On August 4, 2025, Flowco Holdings Inc. (the “Company”) announced that it has completed the acquisition of High-Pressure Gas Lift and Vapor Recovery Unit systems from Archrock, Inc. A copy of the press release announcing the transaction is attached hereto as Exhibit 99.1 and is incorporated by reference herein.
The information included in this Current Report on Form 8-K under this Item 7.01 (including Exhibit 99.1 hereto) is being “furnished” and shall not be deemed to be “filed” for purposes of Section 18 of the Securities Exchange Act of 1934, as amended (the “Exchange Act”), or otherwise subject to the liabilities of that section, nor shall it be deemed to be incorporated by reference in any filing under the Securities Act of 1933, as amended, or the Exchange Act, except as shall be expressly set forth by specific reference in such filing. The information included in this report under this Item 7.01 (including Exhibit 99.1 hereto) will not be deemed an admission as to the materiality of any information required to be disclosed solely to satisfy the requirements of Regulation FD.
Item 8.01. Other Events.
On August 1, 2025, the Company completed the acquisition of 155 High-Pressure Gas Lift and Vapor Recovery Unit systems from Archrock, Inc. for approximately $71 million in cash.

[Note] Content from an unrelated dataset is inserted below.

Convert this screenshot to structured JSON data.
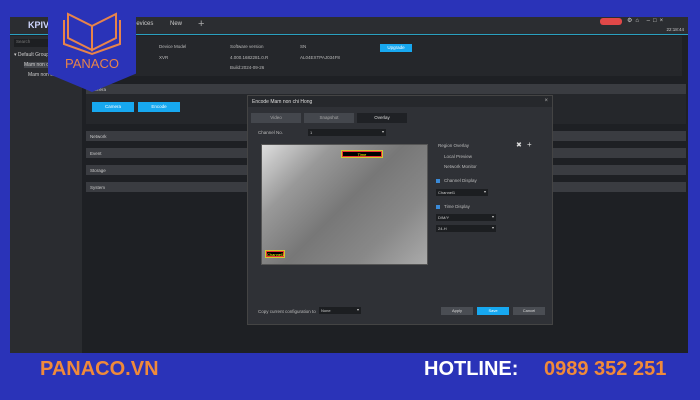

Item 9.01. Financial Statements and Exhibits.
(d) Exhibits.
| Exhibit |
Description |
|
| 99.1 | Flowco Holdings Inc. Press Release dated August 4, 2025. | |
| 104 | Cover Page Interactive Data File (embedded within the Inline XBRL document). | |
SIGNATURES
Pursuant to the requirements of the Securities Exchange Act of 1934, the registrant has duly caused this report to be signed on its behalf by the undersigned hereunto duly authorized.
| FLOWCO HOLDINGS INC. | ||
| By: | /s/ Jonathan W. Byers |
|
| Name: | Jonathan W. Byers | |
| Title: | Chief Financial Officer | |
Date: August 4, 2025
Exhibit 99.1
Flowco Enhances High-Pressure Gas Lift and Vapor Recovery Fleet through Asset Acquisition
HOUSTON—(BUSINESS WIRE)— Flowco Holdings Inc. (NYSE: FLOC) (“Flowco” or the “Company”), a provider of production optimization, artificial lift and methane abatement solutions for the oil and natural gas industry, today announced that it has completed the acquisition of High-Pressure Gas Lift (“HPGL”) and Vapor Recovery Unit (“VRU”) systems from Archrock, Inc. (“Archrock”). The strategic transaction accelerates Flowco’s growth in HPGL and Vapor Recovery and emphasizes its leadership in these technologies.
Transaction Highlights:
| • | Acquisition of 155 HPGL and VRU systems for approximately $71 million in cash |
| • | Addition of electric motor drive systems expands Flowco’s fleet, enhancing its ability to serve operators focused on electrification and emissions reduction |
| • | Purchase of high-margin, contracted assets at attractive valuation is accretive to key financial metrics, including free cash flow per share and earnings per share |
| • | Enhances Flowco’s Permian Basin presence while strengthening relationships with new and existing customers |
“We are pleased to announce our first M&A transaction, delivering on our strategy to grow inorganically,” said Joe Bob Edwards, President and CEO of Flowco. “This transaction underscores our disciplined approach to M&A—focusing on opportunities in production optimization at attractive valuations. These high-quality electric systems will integrate seamlessly into our fleet, delivering the uptime and efficiency our customers expect from us.”
About Flowco
Flowco is a leading provider of production optimization, artificial lift and methane abatement solutions for the oil and natural gas industry. The company’s products and services include a full range of equipment and technology solutions that enable oil and natural gas producers to efficiently and cost-effectively maximize the profitability and economic lifespan of their assets.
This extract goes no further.